Özellikle 6 Şubat depreminden sonra yaşanan olaylar ve gelişmelere baktığınızda sanki birisi ya da birileri bu iki gruba; “ülkenin kapılarını yeniliğe, değişime açmayın ve aynı cehennem zebanileri gibi önünüze gelen herkesi taşlayın” demiş.
Ortodoks solun ve merdiven altı islamın, ortak yanları akılla değil, daha çok hurafelere dayanarak iş yapmaları ve ezberler üzerinden kişileri itibarsızlaştırmaya çalışmaktadırlar. Bu konularda da gerçekten başarılıdırlar.
Niçin?
Karşılarındaki toplum okumadığı, araştırmadığı, masallara inandığı, yazmadığı, vurdum duymaz ve bana dokunmayan yılan bin yaşasın dediği içindir.

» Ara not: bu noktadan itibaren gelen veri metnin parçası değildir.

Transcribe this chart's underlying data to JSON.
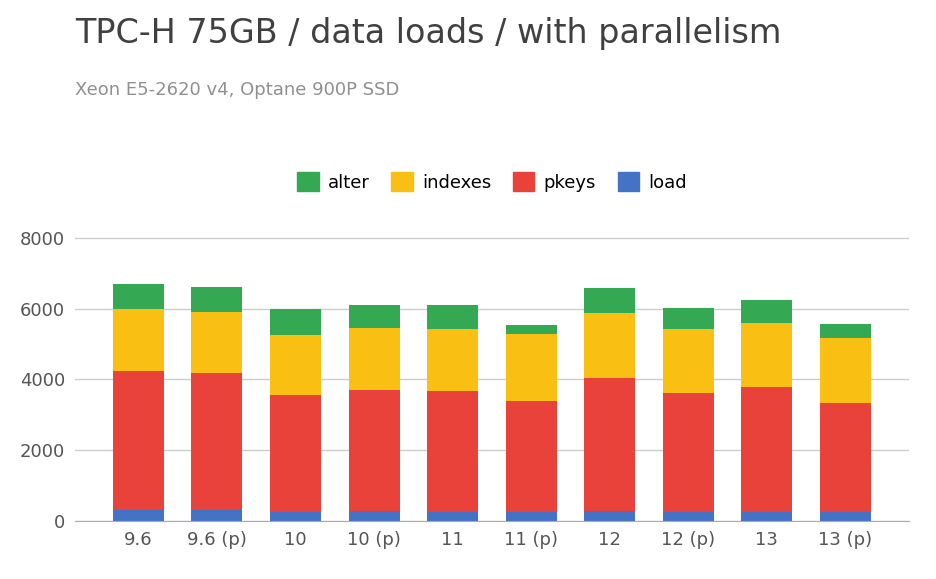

Son günlerdeki siyasi örneklere bakarsak iki grubunda neler yaptığını gayet güzel görüyoruz. Sadece bir örnek üzerinden anlatayım:
Milletvekili listeleri açıklandığından beri, Ortodoks sol, Millet İttifakı içinde yer alan (İYİ P.) hariç diğer partilerin adaylarının niçin C.H.P. listelerinden seçime girdiğine takmış vaziyette. Her gün onlarca izahtan yoksun hurafe oluşturup sosyal medyaya sürüyorlar. Milletimizin %85 de sosyal medyadan çıkmadığı için hedefe çok kolay ulaşıyorlar. Aynısı merdiven altı İslamcılar için de geçerli. Onlar da kadınları aşağılayan her türlü çirkefliği yapanları göklere çıkarıyorlar, kadınlara ve kadın derneklerine gözdağı veriyorlar. Sanki cennet ve cehennemi kendileri belirliyormuş gibi önüne geleni cehenneme gönderiyorlar. Kendileri ermiş ya! Hepsi maşallah cennetlik! Mübarek zatların.
Örnekleri çoğaltabiliriz ama gerek yok.
Şu bir gerçek ki her iki grubunda demokrasinin gelişmesine ve demokratik değerlerin yerleşmesine alerjisi var.
Tarihin geçmişinde ve geleceğinde kuşkusuz her yerde nifak tohumları eken yobazlık olmuştur ve olacaktır. Bunu kimse engelleyemez. ama insanlığın engelleyeceği tek şey yobazlığın yaygınlaşmaması için ellerinden gelen her şeyi yapmalarıdır. Bunların zihniyet alanlarının daraltılmasına çalışmalarıdır.
Bu nasıl olacak peki ?
Okuyun, hem de birden fazla yeri okuyun, karşılaştırma yapın, bir zahmet ellerinizdeki iletişim araçlarıyla araştırın, aklınızı ve mantığınızı kullanın.
“Yalancı Çoban ” masalını yeniden okuyun ve gereken dersi çıkarın diyorum.